BEIJING, July 28 (Xinhua) -- China will roll out a series of policies to attract more foreign investment, the country's cabinet announced Friday.
The "negative list" approach on foreign investment management, which has been adopted in the country's pilot free trade zones, will be expanded to the whole nation, according to a statement released after the State Council executive meeting presided over by Premier Li Keqiang.
A negative list approach identifies sectors and businesses that are off-limits or restricted for investment.
There will be preferential taxation policies for foreign investors to use profit shared from local enterprises to invest in projects that are encouraged by the governments.

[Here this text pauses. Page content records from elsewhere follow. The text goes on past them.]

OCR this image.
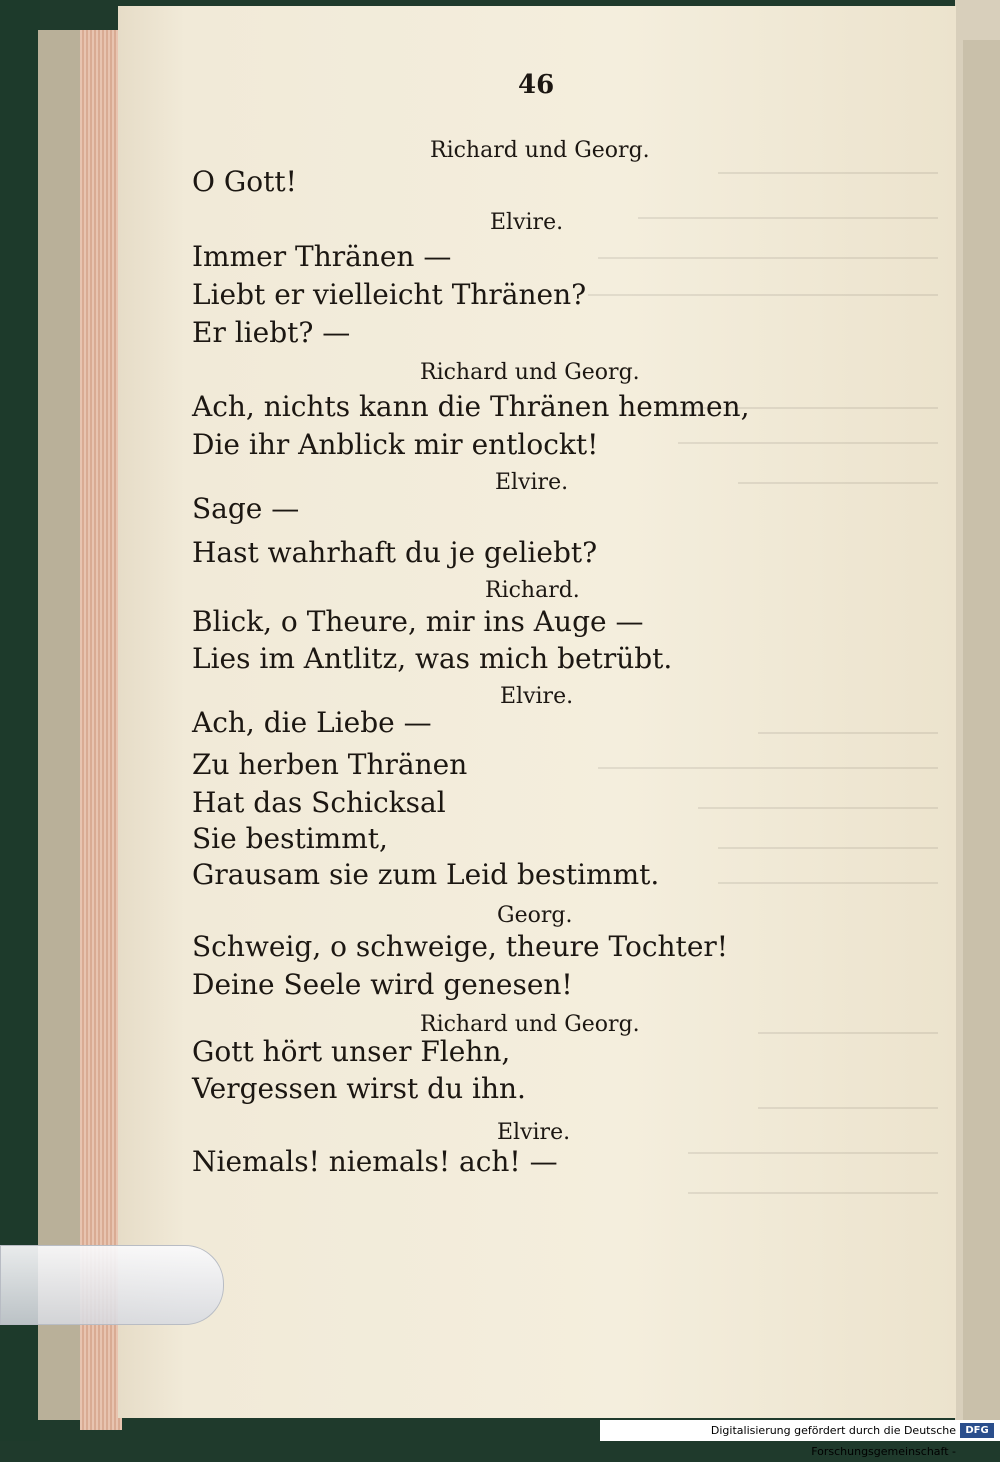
46
Richard und Georg.
O Gott!
Elvire.
Immer Thränen —
Liebt er vielleicht Thränen?
Er liebt? —
Richard und Georg.
Ach, nichts kann die Thränen hemmen,
Die ihr Anblick mir entlockt!
Elvire.
Sage —
Hast wahrhaft du je geliebt?
Richard.
Blick, o Theure, mir ins Auge —
Lies im Antlitz, was mich betrübt.
Elvire.
Ach, die Liebe —
Zu herben Thränen
Hat das Schicksal
Sie bestimmt,
Grausam sie zum Leid bestimmt.
Georg.
Schweig, o schweige, theure Tochter!
Deine Seele wird genesen!
Richard und Georg.
Gott hört unser Flehn,
Vergessen wirst du ihn.
Elvire.
Niemals! niemals! ach! —
Digitalisierung gefördert durch die Deutsche Forschungsgemeinschaft -
DFG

China will discuss taking measures to cut or lift the investment share ceiling for foreign enterprises in some fields of manufacturing and services, and encourage local governments to attract multinational companies to set up regional headquarters.
Foreign firms will be allowed to set up companies in China via mergers and acquisitions, and their intellectual property rights will enjoy better protection.
The scientific and technological and environmental protection sectors of the national development zones in the western region and northeast industrial bases will enjoy more government financial support to attract foreign investment.
To attract and retain foreign professionals, China will streamline their working permit application procedures, expand visa issuance and extend visa expiration dates.
All the above should be implemented by the end of September in principle, the statement added.